The roots of psychological disintegration that Pierre Janet so elegantly outlined for us come from an instinctual, desperate attempt to survive perceived threat. Humans (at any age) will do whatever is necessary to survive when escape from perceived threat is impossible. Infants cry instinctually in an attempt to get attention, so their physical survival is maximized. And when aggressors are much larger, the primacy of the fight instinct is abandoned for fleeing as the best way to cope. And when fleeing is not an option, what’s left is to submit and comply with the powerful other’s demands; submittal with analgesia (the body goes limp and internal endorphins are released) is the last survival strategy by instinct. These automatic survival processes are designed by nature to segregate traumatic experiences, especially severe and chronic ones. This process helps the survivor to most efficiently focus on daily life despite their trail of traumatic experiences.

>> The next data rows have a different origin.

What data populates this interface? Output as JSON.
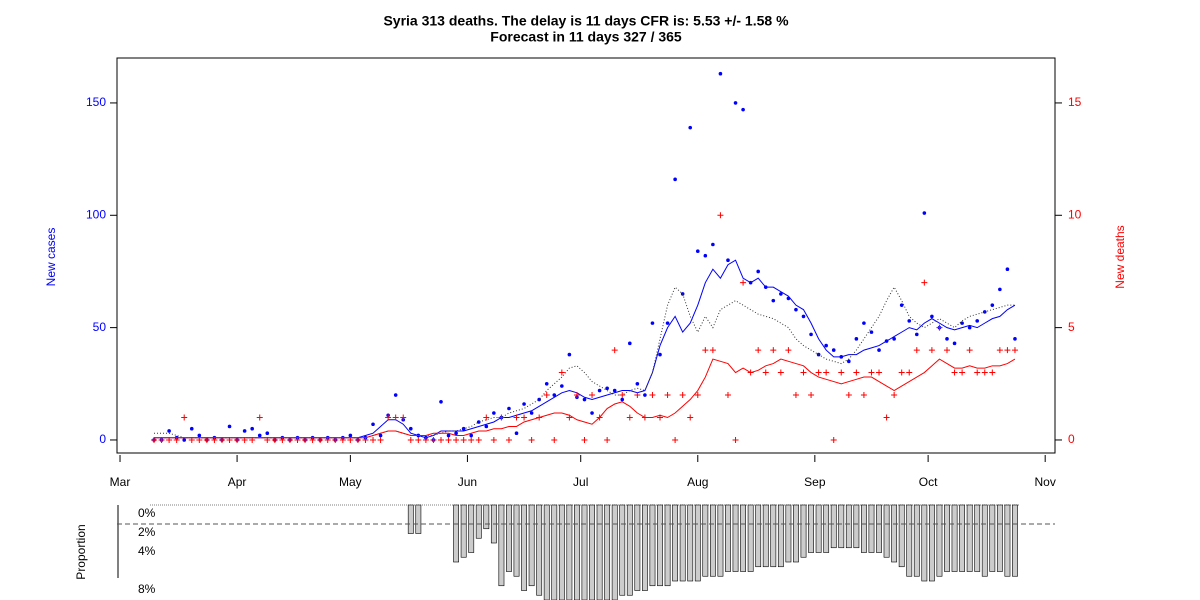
{
  "chart_data": [
    {
      "type": "line",
      "title": "Syria 313 deaths. The delay is 11 days CFR is: 5.53 +/- 1.58 %",
      "subtitle": "Forecast in 11 days 327 / 365",
      "ylabel": "New cases",
      "y2label": "New deaths",
      "xlim": [
        -0.8,
        247.6
      ],
      "xticks": [
        {
          "value": 0,
          "label": "Mar"
        },
        {
          "value": 31,
          "label": "Apr"
        },
        {
          "value": 61,
          "label": "May"
        },
        {
          "value": 92,
          "label": "Jun"
        },
        {
          "value": 122,
          "label": "Jul"
        },
        {
          "value": 153,
          "label": "Aug"
        },
        {
          "value": 184,
          "label": "Sep"
        },
        {
          "value": 214,
          "label": "Oct"
        },
        {
          "value": 245,
          "label": "Nov"
        }
      ],
      "ylim": [
        -5.8,
        170
      ],
      "yticks": [
        0,
        50,
        100,
        150
      ],
      "ycolor": "#0000ff",
      "y2lim": [
        -0.58,
        17.0
      ],
      "y2ticks": [
        0,
        5,
        10,
        15
      ],
      "y2color": "#ff0000",
      "x": [
        9,
        11,
        13,
        15,
        17,
        19,
        21,
        23,
        25,
        27,
        29,
        31,
        33,
        35,
        37,
        39,
        41,
        43,
        45,
        47,
        49,
        51,
        53,
        55,
        57,
        59,
        61,
        63,
        65,
        67,
        69,
        71,
        73,
        75,
        77,
        79,
        81,
        83,
        85,
        87,
        89,
        91,
        93,
        95,
        97,
        99,
        101,
        103,
        105,
        107,
        109,
        111,
        113,
        115,
        117,
        119,
        121,
        123,
        125,
        127,
        129,
        131,
        133,
        135,
        137,
        139,
        141,
        143,
        145,
        147,
        149,
        151,
        153,
        155,
        157,
        159,
        161,
        163,
        165,
        167,
        169,
        171,
        173,
        175,
        177,
        179,
        181,
        183,
        185,
        187,
        189,
        191,
        193,
        195,
        197,
        199,
        201,
        203,
        205,
        207,
        209,
        211,
        213,
        215,
        217,
        219,
        221,
        223,
        225,
        227,
        229,
        231,
        233,
        235,
        237
      ],
      "series": [
        {
          "style": "points",
          "color": "#0000ff",
          "values": [
            0,
            0,
            4,
            1,
            0,
            5,
            2,
            0,
            1,
            0,
            6,
            0,
            4,
            5,
            2,
            3,
            0,
            1,
            0,
            1,
            0,
            1,
            0,
            1,
            0,
            1,
            2,
            0,
            1,
            7,
            2,
            11,
            20,
            9,
            5,
            2,
            1,
            0,
            17,
            2,
            3,
            5,
            2,
            8,
            6,
            12,
            10,
            14,
            3,
            16,
            12,
            18,
            25,
            20,
            24,
            38,
            19,
            18,
            12,
            22,
            23,
            22,
            18,
            43,
            25,
            20,
            52,
            38,
            52,
            116,
            65,
            139,
            84,
            82,
            87,
            163,
            80,
            150,
            147,
            70,
            75,
            68,
            62,
            65,
            63,
            58,
            55,
            47,
            38,
            42,
            40,
            37,
            35,
            45,
            52,
            48,
            40,
            44,
            45,
            60,
            53,
            47,
            101,
            55,
            50,
            45,
            43,
            52,
            50,
            53,
            57,
            60,
            67,
            76,
            45
          ]
        },
        {
          "style": "line",
          "color": "#0000ff",
          "values": [
            1,
            1,
            1,
            1,
            1,
            1,
            1,
            1,
            1,
            1,
            1,
            1,
            1,
            1,
            1,
            1,
            1,
            1,
            1,
            1,
            1,
            1,
            1,
            1,
            1,
            1,
            1,
            1,
            2,
            3,
            6,
            9,
            9,
            7,
            3,
            2,
            1,
            2,
            4,
            4,
            4,
            4,
            5,
            6,
            7,
            8,
            10,
            10,
            11,
            12,
            13,
            15,
            17,
            19,
            21,
            22,
            21,
            19,
            18,
            19,
            20,
            21,
            22,
            22,
            21,
            22,
            30,
            42,
            50,
            55,
            48,
            52,
            60,
            70,
            76,
            72,
            78,
            80,
            72,
            70,
            72,
            68,
            68,
            66,
            64,
            60,
            58,
            52,
            45,
            40,
            37,
            37,
            38,
            38,
            40,
            41,
            42,
            44,
            46,
            48,
            50,
            49,
            52,
            54,
            52,
            50,
            49,
            50,
            51,
            50,
            52,
            54,
            55,
            58,
            60
          ]
        },
        {
          "style": "dotted",
          "color": "#333333",
          "values": [
            3,
            3,
            3,
            2,
            1,
            1,
            1,
            1,
            1,
            1,
            1,
            1,
            1,
            1,
            1,
            1,
            1,
            1,
            1,
            1,
            1,
            1,
            1,
            1,
            1,
            1,
            1,
            1,
            1,
            2,
            3,
            4,
            4,
            3,
            2,
            2,
            2,
            2,
            3,
            4,
            4,
            5,
            6,
            8,
            9,
            10,
            10,
            12,
            13,
            14,
            16,
            18,
            22,
            25,
            28,
            32,
            33,
            30,
            26,
            24,
            22,
            20,
            20,
            22,
            23,
            22,
            30,
            45,
            60,
            68,
            65,
            55,
            48,
            55,
            50,
            58,
            60,
            62,
            60,
            58,
            56,
            55,
            54,
            52,
            50,
            45,
            42,
            40,
            38,
            36,
            35,
            34,
            36,
            40,
            45,
            50,
            55,
            62,
            68,
            62,
            55,
            52,
            50,
            52,
            54,
            52,
            50,
            53,
            55,
            56,
            57,
            58,
            59,
            60,
            60
          ]
        },
        {
          "style": "plus",
          "axis": "y2",
          "color": "#ff0000",
          "values": [
            0,
            0,
            0,
            0,
            1,
            0,
            0,
            0,
            0,
            0,
            0,
            0,
            0,
            0,
            1,
            0,
            0,
            0,
            0,
            0,
            0,
            0,
            0,
            0,
            0,
            0,
            0,
            0,
            0,
            0,
            0,
            1,
            1,
            1,
            0,
            0,
            0,
            0,
            0,
            0,
            0,
            0,
            0,
            0,
            1,
            0,
            1,
            0,
            1,
            1,
            0,
            1,
            2,
            0,
            3,
            1,
            2,
            0,
            2,
            1,
            0,
            4,
            2,
            1,
            2,
            1,
            2,
            1,
            2,
            0,
            2,
            1,
            2,
            4,
            4,
            10,
            2,
            0,
            7,
            3,
            4,
            3,
            4,
            3,
            4,
            2,
            3,
            2,
            3,
            3,
            0,
            3,
            2,
            3,
            2,
            3,
            3,
            1,
            2,
            3,
            3,
            4,
            7,
            4,
            5,
            4,
            3,
            3,
            4,
            3,
            3,
            3,
            4,
            4,
            4
          ]
        },
        {
          "style": "line",
          "axis": "y2",
          "color": "#ff0000",
          "values": [
            0.1,
            0.1,
            0.1,
            0.1,
            0.1,
            0.1,
            0.1,
            0.1,
            0.1,
            0.1,
            0.1,
            0.1,
            0.1,
            0.1,
            0.1,
            0.1,
            0.1,
            0.1,
            0.1,
            0.1,
            0.1,
            0.1,
            0.1,
            0.1,
            0.1,
            0.1,
            0.1,
            0.1,
            0.1,
            0.2,
            0.3,
            0.4,
            0.4,
            0.3,
            0.2,
            0.2,
            0.2,
            0.3,
            0.3,
            0.3,
            0.2,
            0.2,
            0.3,
            0.4,
            0.4,
            0.5,
            0.5,
            0.6,
            0.6,
            0.8,
            0.9,
            1.0,
            1.1,
            1.2,
            1.2,
            1.1,
            0.9,
            0.8,
            0.7,
            1.0,
            1.4,
            1.6,
            1.7,
            1.5,
            1.2,
            1.0,
            1.0,
            1.1,
            1.0,
            1.2,
            1.5,
            1.8,
            2.2,
            2.8,
            3.6,
            3.5,
            3.4,
            3.0,
            3.2,
            3.0,
            3.1,
            3.3,
            3.4,
            3.6,
            3.5,
            3.4,
            3.3,
            3.0,
            2.8,
            2.7,
            2.6,
            2.5,
            2.6,
            2.7,
            2.8,
            2.8,
            2.6,
            2.4,
            2.2,
            2.4,
            2.6,
            2.8,
            3.0,
            3.3,
            3.6,
            3.4,
            3.2,
            3.2,
            3.3,
            3.2,
            3.2,
            3.3,
            3.3,
            3.4,
            3.6
          ]
        }
      ]
    },
    {
      "type": "bar",
      "ylabel": "Proportion",
      "xlim": [
        -0.8,
        247.6
      ],
      "ylim": [
        0,
        10
      ],
      "yticks": [
        {
          "value": 0,
          "label": "0%"
        },
        {
          "value": 2,
          "label": "2%"
        },
        {
          "value": 4,
          "label": "4%"
        },
        {
          "value": 8,
          "label": "8%"
        }
      ],
      "reference_line": 2,
      "color": "#cccccc",
      "x": [
        77,
        79,
        89,
        91,
        93,
        95,
        97,
        99,
        101,
        103,
        105,
        107,
        109,
        111,
        113,
        115,
        117,
        119,
        121,
        123,
        125,
        127,
        129,
        131,
        133,
        135,
        137,
        139,
        141,
        143,
        145,
        147,
        149,
        151,
        153,
        155,
        157,
        159,
        161,
        163,
        165,
        167,
        169,
        171,
        173,
        175,
        177,
        179,
        181,
        183,
        185,
        187,
        189,
        191,
        193,
        195,
        197,
        199,
        201,
        203,
        205,
        207,
        209,
        211,
        213,
        215,
        217,
        219,
        221,
        223,
        225,
        227,
        229,
        231,
        233,
        235,
        237
      ],
      "values": [
        3,
        3,
        6,
        5.5,
        5,
        3.5,
        2.5,
        4,
        8.5,
        7,
        7.5,
        9,
        8.5,
        9.5,
        10,
        10,
        10,
        10,
        10,
        10,
        10,
        10,
        10,
        10,
        9.5,
        9.5,
        9,
        9,
        8.5,
        8.5,
        8.5,
        8,
        8,
        8,
        8,
        7.5,
        7.5,
        7.5,
        7,
        7,
        7,
        7,
        6.5,
        6.5,
        6.5,
        6.5,
        6,
        6,
        5.5,
        5,
        5,
        5,
        4.5,
        4.5,
        4.5,
        4.5,
        5,
        5,
        5,
        5.5,
        6,
        6.5,
        7.5,
        7.5,
        8,
        8,
        7.5,
        7,
        7,
        7,
        7,
        7,
        7.5,
        7,
        7,
        7.5,
        7.5
      ]
    }
  ]
}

The success of survival from chronic, perceived threat comes at the price of a disintegrated psyche via traumatic learning.
Traumatic learning is very difficult to undo because it holds strong survival value. Here’s an example: A child learns to wall off the realization that the parent who molests her late nights is the same parent smiling and making small talk at the breakfast table the next morning. This child cannot escape the molestations and must carry on a “normal” relationship with that parent. This girl who submits to and experiences the molestations may be remotely aware (or even unaware) of the one who makes small talk with her molester-parent at the breakfast table. This is but one possible effect of traumatic learning processes that are born out of an instinctually defensive purpose to survive.
How Do We Begin To Help Our Clients?
So where do we start as clinicians with treating such complex trauma? We start with gentle kindness, with friendly curiosity. We hold space for our clients’ confusion, their knowing and not knowing about what their past experience holds. And when the time is right, we reaffirm whatever the client had to do in order to survive was alright. That’s where we begin, and that’s where we stay as long as is necessary.
When we, as clinicians, understand these instinctually defensive roots of traumatic response, we can help our traumatized clients begin to stabilize their daily living and to build customized skill sets that address what is needed to eventually confront the realization of their traumas. Out of this process, our clients will eventually make sense of their trauma in terms of who they intend to become—not only as survivors, but also as thrivers.